Speranza e cervello

La speranza è una caratteristica della specie umana, e certamente una delle più complesse emerse durante l’evoluzione.
Il cervello è dotato di bersagli chimici, risultato di questa evoluzione, che possono essere efficacemente influenzati dal linguaggio e dalle interazioni sociali, oltre che da molecole e farmaci. La speranza, la fiducia e le aspettative di un paziente influenzano innumerevoli molecole nel cervello e, secondo recenti scoperte, questa componente psicologica utilizza gli stessi meccanismi dei farmaci.
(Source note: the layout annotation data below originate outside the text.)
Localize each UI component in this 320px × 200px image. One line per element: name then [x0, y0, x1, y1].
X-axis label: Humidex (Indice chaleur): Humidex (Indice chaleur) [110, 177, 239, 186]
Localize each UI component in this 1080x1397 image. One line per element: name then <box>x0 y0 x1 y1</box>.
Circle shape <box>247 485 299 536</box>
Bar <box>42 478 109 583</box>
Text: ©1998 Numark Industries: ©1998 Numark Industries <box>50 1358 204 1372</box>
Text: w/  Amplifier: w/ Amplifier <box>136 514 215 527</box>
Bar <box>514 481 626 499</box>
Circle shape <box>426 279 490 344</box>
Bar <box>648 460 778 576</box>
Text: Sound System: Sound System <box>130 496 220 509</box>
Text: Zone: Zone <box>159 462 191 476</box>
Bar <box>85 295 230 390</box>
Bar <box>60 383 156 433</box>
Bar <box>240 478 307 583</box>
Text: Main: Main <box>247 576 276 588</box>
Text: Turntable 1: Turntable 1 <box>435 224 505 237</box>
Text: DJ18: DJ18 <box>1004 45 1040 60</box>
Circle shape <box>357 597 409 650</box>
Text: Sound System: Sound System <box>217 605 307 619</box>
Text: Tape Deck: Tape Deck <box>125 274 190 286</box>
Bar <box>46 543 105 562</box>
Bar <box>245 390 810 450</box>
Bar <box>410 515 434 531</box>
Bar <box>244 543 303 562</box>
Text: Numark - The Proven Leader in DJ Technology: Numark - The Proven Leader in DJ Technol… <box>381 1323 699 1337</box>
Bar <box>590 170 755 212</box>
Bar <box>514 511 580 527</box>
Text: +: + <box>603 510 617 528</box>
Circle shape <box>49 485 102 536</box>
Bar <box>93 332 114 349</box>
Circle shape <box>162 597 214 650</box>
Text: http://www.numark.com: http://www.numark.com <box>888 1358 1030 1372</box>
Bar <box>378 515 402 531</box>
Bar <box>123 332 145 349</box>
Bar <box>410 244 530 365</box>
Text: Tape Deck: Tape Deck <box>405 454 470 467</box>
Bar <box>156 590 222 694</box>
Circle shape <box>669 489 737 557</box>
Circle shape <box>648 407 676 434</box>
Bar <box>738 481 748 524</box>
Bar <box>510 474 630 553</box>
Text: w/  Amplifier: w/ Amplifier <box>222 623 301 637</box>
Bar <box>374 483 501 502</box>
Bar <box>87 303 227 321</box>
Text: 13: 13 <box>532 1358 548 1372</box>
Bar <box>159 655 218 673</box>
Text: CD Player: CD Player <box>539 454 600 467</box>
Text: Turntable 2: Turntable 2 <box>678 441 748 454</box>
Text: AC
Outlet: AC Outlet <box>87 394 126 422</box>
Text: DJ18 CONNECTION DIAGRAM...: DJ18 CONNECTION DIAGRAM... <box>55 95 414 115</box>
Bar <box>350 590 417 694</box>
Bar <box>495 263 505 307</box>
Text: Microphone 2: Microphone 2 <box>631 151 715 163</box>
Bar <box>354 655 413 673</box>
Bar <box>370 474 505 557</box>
Oggi, sono noti almeno due meccanismi in grado di agire sul cervello. Il primo: le aspettative e l’anticipazione della riduzione dei sintomi portano ad una reale riduzione del sintomo stesso attraverso meccanismi cognitivi dominati dai lobi frontali del cervello. Ad esempio, aspettarsi un beneficio terapeutico, e quindi un miglioramento clinico, riduce l’ansia, che è strettamente correlata a sintomi come il dolore: maggiore è l’ansia, maggiore è il dolore.
Il secondo è un meccanismo di apprendimento, il quale risulta importante in molti casi. Associazioni ripetute tra l’ambiente circostante il paziente (ad esempio, una siringa) e il principio della farmacologia attiva suscitano risposte condizionate, così che dopo molteplici associazioni, la semplice vista di una siringa o di un medico è sufficiente per indurre una riduzione dei sintomi.